A study in Science Advances used advanced neural monitoring technology to discover a significant disconnect between how long it takes blood flow and brain function to recover in the region of a microinfarct, a tiny stroke in tissue less than 1 millimeter in size.
The study shows "a pronounced neurovascular dissociation that occurs immediately after small-scale strokes, becomes the most severe a few days after, lasts into chronic periods and varies with the level of ischemia," the researchers wrote.
The study in rodent models revealed the restoration of blood flow in the brain occurs first, followed by restoration of neuronal electrical activity. They observed that neuronal recovery could take weeks even for small strokes, and possibly longer for larger strokes.
The study required implants and instrumentation designed to monitor both blood flow and brain activity simultaneously before, during and after the onset of strokes.
"This started with the device," said the senior author, who developed a flexible neural electrode. "That was my transition from being trained as a material physicist to neuroengineering.
"As soon as we had the electrodes, I wanted to use them to understand brain functions and dysfunctions in a domain that was difficult to probe with previous technology," the senior author said. "The electrodes are extremely flexible and well suited to be combined with optical imaging in exactly the same brain regions."
The electrodes were combined with optical lines able to measure blood flow by recording laser speckle patterns.

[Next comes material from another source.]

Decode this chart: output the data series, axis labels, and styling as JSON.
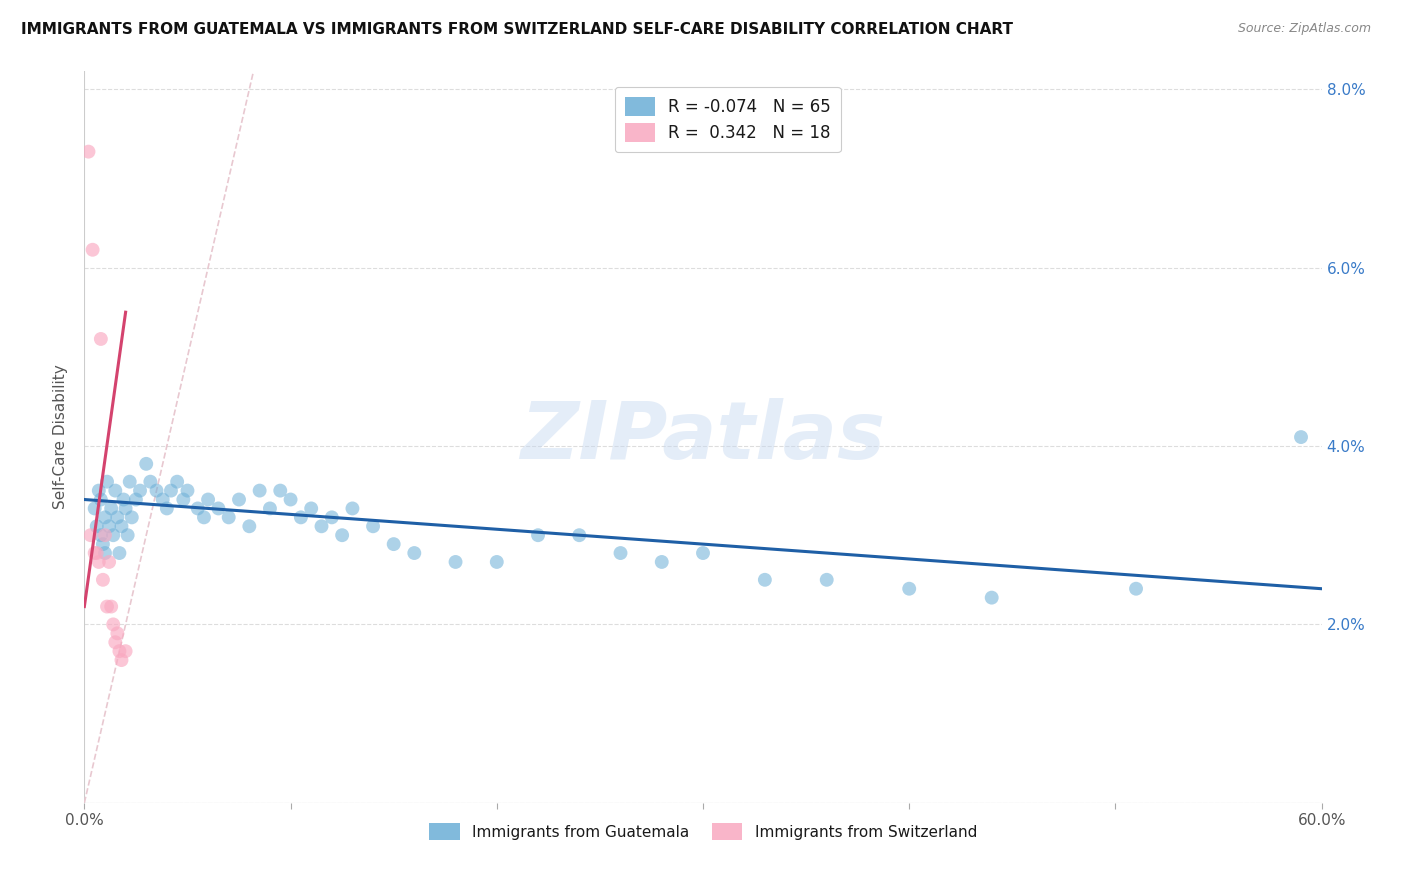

The combined data, gathered for as long as eight weeks, gave the researchers an accurate comparison between blood flow and electrical activity.
"The strokes we focus on are so small that when they happen, it's very hard to detect them from behavioral measures," the author said. "We would not easily see impairment in animal locomotion,
"The implications in humans are similar," the author said. "These microinfarcts can occur spontaneously, especially in aged populations. Because they're so tiny, it's not like you're having a stroke. You will not notice it at all. But it has been long hypothesized that it's related to vascular dementia."
While the study would be hard to replicate in humans, the implications could improve diagnoses of patients who suffer microinfarcts.
"There are a lot of similarities in neurovascular coupling in rodent models and in humans," the author said. "What we observed in rodents likely has a similar signature in humans, and I hope that can be of use to clinicians."
"We're interested in knowing not just how a single microinfarct would alter neural activity but also, cumulatively, whether the effect of multiple microinfarcts that occur at different times would be stronger or weaker than the sum of the individuals," the author said.